ECLI:NL:CBB:2025:139
College van Beroep voor het bedrijfsleven
- Eerste aanleg - meervoudig
- Rechtspraak.nl
Herziening van subsidie op basis van SBI-code in het kader van COVID-19 steunmaatregelen
In deze uitspraak van het College van Beroep voor het bedrijfsleven op 4 maart 2025, betreft het een verzoek tot herziening van een eerder subsidiebesluit dat was genomen op basis van de Regeling subsidie financiering vaste lasten MKB COVID-19. De onderneming, aangeduid als [naam 1] B.V., had een subsidie ontvangen van € 8.582,52 voor de periode juni tot en met september 2020, maar de minister van Economische Zaken had deze subsidie later vastgesteld op € 7.965,03. De onderneming verzocht om herziening van het subsidiebesluit, omdat zij van mening was dat de SBI-code die de minister had toegepast (46.34) niet correct was en dat haar hoofdactiviteit beter onder SBI-code 56.30 viel, wat recht zou geven op een hogere subsidie.

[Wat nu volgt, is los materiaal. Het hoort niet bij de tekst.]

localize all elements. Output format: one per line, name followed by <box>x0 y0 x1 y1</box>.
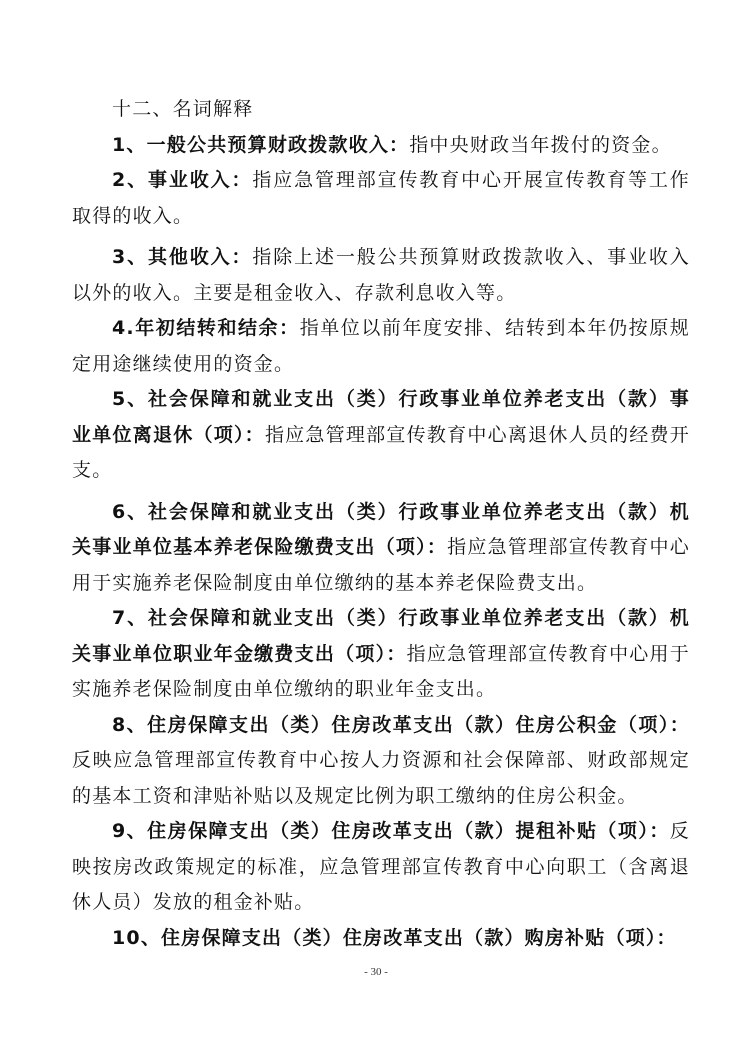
definition: 反映应急管理部宣传教育中心按人力资源和社会保障部、财政部规定的基本工资和津贴补贴以及规定比例为职工缴纳的住房公积金。 <box>72 749 690 807</box>
term: 2、事业收入： <box>112 169 253 191</box>
definition-item-9 <box>72 814 690 921</box>
definition-item-3 <box>72 240 690 311</box>
definition: 指单位以前年度安排、结转到本年仍按原规定用途继续使用的资金。 <box>72 317 690 375</box>
definition-item-10 <box>72 921 690 957</box>
definition: 指除上述一般公共预算财政拨款收入、事业收入以外的收入。主要是租金收入、存款利息收入等。 <box>72 246 691 304</box>
definition: 反映按房改政策规定的标准，应急管理部宣传教育中心向职工（含离退休人员）发放的租金补贴。 <box>72 820 690 913</box>
definition-item-4 <box>72 311 690 382</box>
term: 7、社会保障和就业支出（类）行政事业单位养老支出（款）机关事业单位职业年金缴费支出（项）： <box>72 607 690 665</box>
page-number: - 30 - <box>364 966 388 978</box>
definition-item-2 <box>72 163 690 234</box>
term: 6、社会保障和就业支出（类）行政事业单位养老支出（款）机关事业单位基本养老保险缴费支出（项）： <box>72 500 690 558</box>
definition-item-5 <box>72 382 690 489</box>
definition-item-8 <box>72 708 690 815</box>
term: 5、社会保障和就业支出（类）行政事业单位养老支出（款）事业单位离退休（项）： <box>72 388 690 446</box>
term: 4.年初结转和结余： <box>112 317 300 339</box>
definition: 指应急管理部宣传教育中心开展宣传教育等工作取得的收入。 <box>72 169 691 227</box>
section-title: 十二、名词解释 <box>112 98 254 120</box>
document-body <box>72 92 690 956</box>
definition: 指应急管理部宣传教育中心用于实施养老保险制度由单位缴纳的基本养老保险费支出。 <box>72 536 690 594</box>
term: 9、住房保障支出（类）住房改革支出（款）提租补贴（项）： <box>112 820 670 842</box>
term: 10、住房保障支出（类）住房改革支出（款）购房补贴（项）： <box>112 926 677 949</box>
term: 8、住房保障支出（类）住房改革支出（款）住房公积金（项）： <box>112 713 690 736</box>
term: 1、一般公共预算财政拨款收入： <box>112 133 410 156</box>
definition-item-1 <box>72 128 690 164</box>
definition: 指应急管理部宣传教育中心离退休人员的经费开支。 <box>72 423 690 481</box>
definition: 指应急管理部宣传教育中心用于实施养老保险制度由单位缴纳的职业年金支出。 <box>72 642 690 700</box>
definition: 指中央财政当年拨付的资金。 <box>409 133 672 156</box>
definition-item-7 <box>72 601 690 708</box>
definition-item-6 <box>72 495 690 602</box>
term: 3、其他收入： <box>112 246 253 268</box>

De minister wees het herzieningsverzoek af, met de argumentatie dat er geen nieuwe feiten of omstandigheden waren die de herziening rechtvaardigden. De onderneming had eerder geen rechtsmiddelen aangewend tegen het vaststellingsbesluit en had het bezwaar tegen het subsidiebesluit te laat ingediend. Tijdens de zitting op 25 november 2024 werd de zaak behandeld samen met andere herzieningsverzoeken. Het College oordeelde dat de onderneming niet voldoende nieuwe feiten had aangedragen die de afwijzing van het herzieningsverzoek evident onredelijk maakten. De beslissing van de minister om het herzieningsverzoek af te wijzen werd als terecht beschouwd, en het beroep van de onderneming werd ongegrond verklaard.

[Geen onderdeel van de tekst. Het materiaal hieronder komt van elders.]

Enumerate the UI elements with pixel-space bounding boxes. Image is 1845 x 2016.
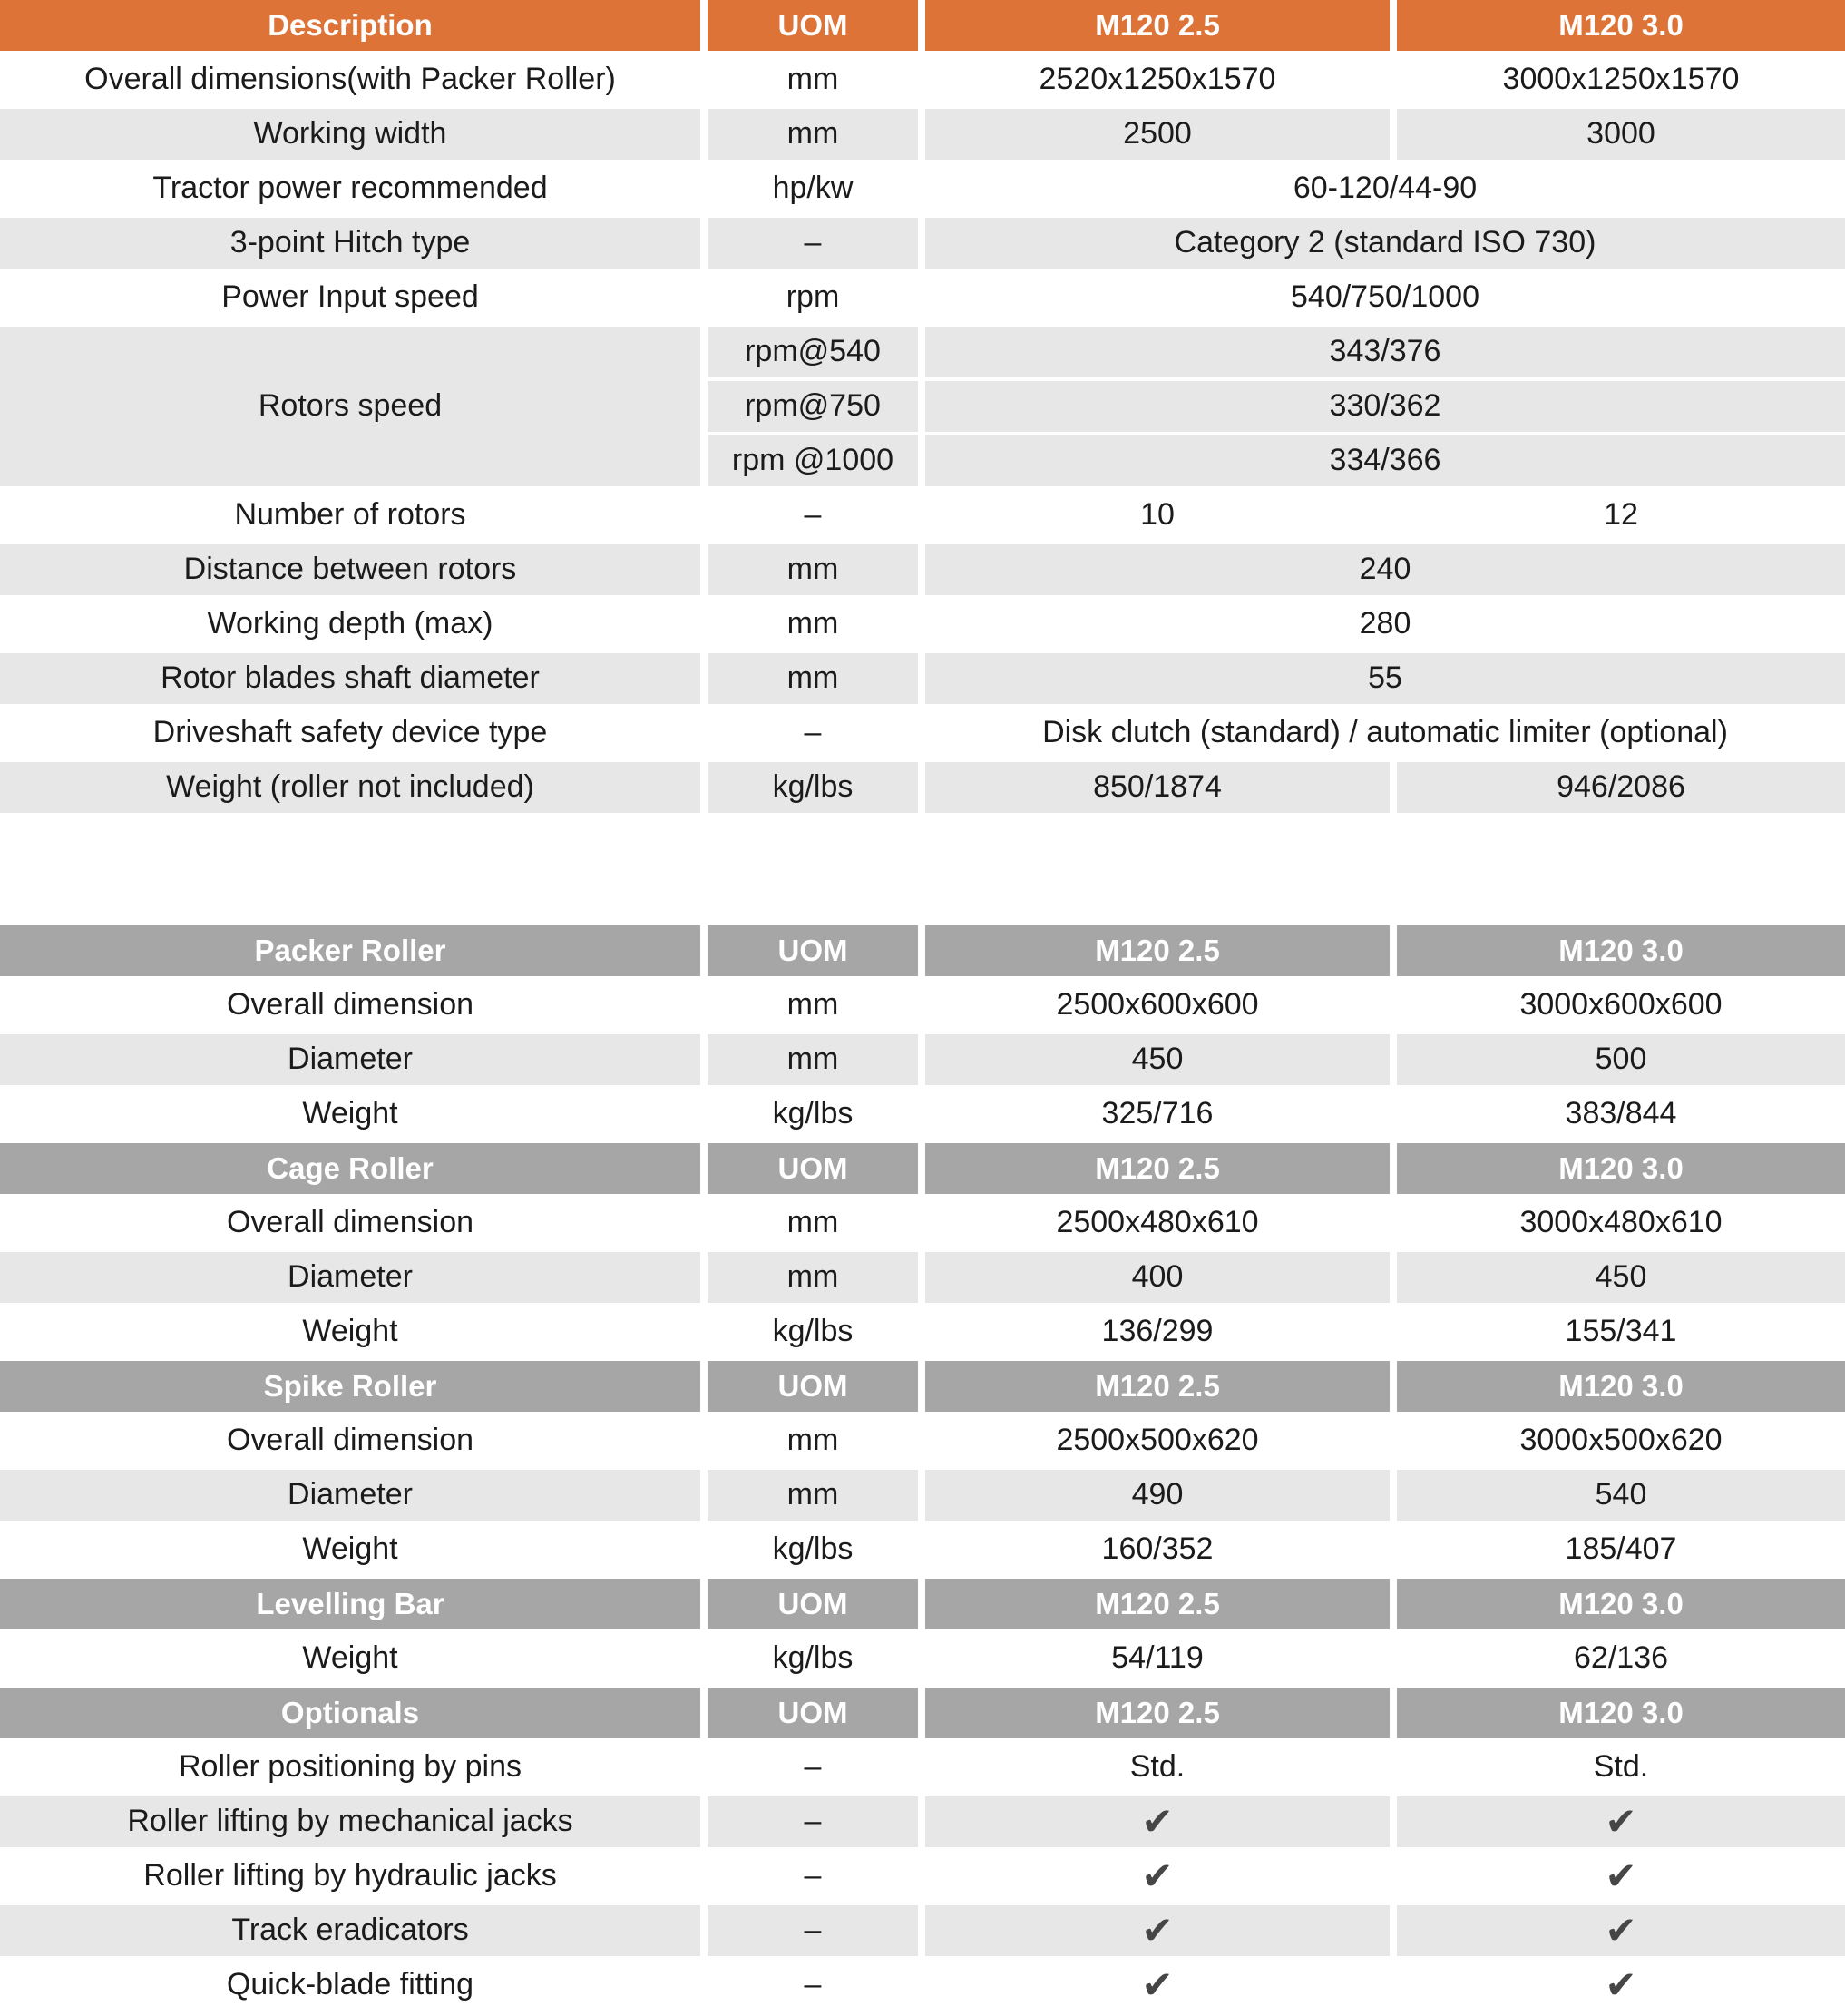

De uitspraak benadrukt het belang van tijdige indiening van bezwaarschriften en de noodzaak om nieuwe feiten aan te dragen bij herzieningsverzoeken. Het College bevestigde dat de minister de juiste procedure had gevolgd en dat de afwijzing van het verzoek om herziening niet onredelijk was, gezien de omstandigheden van de zaak.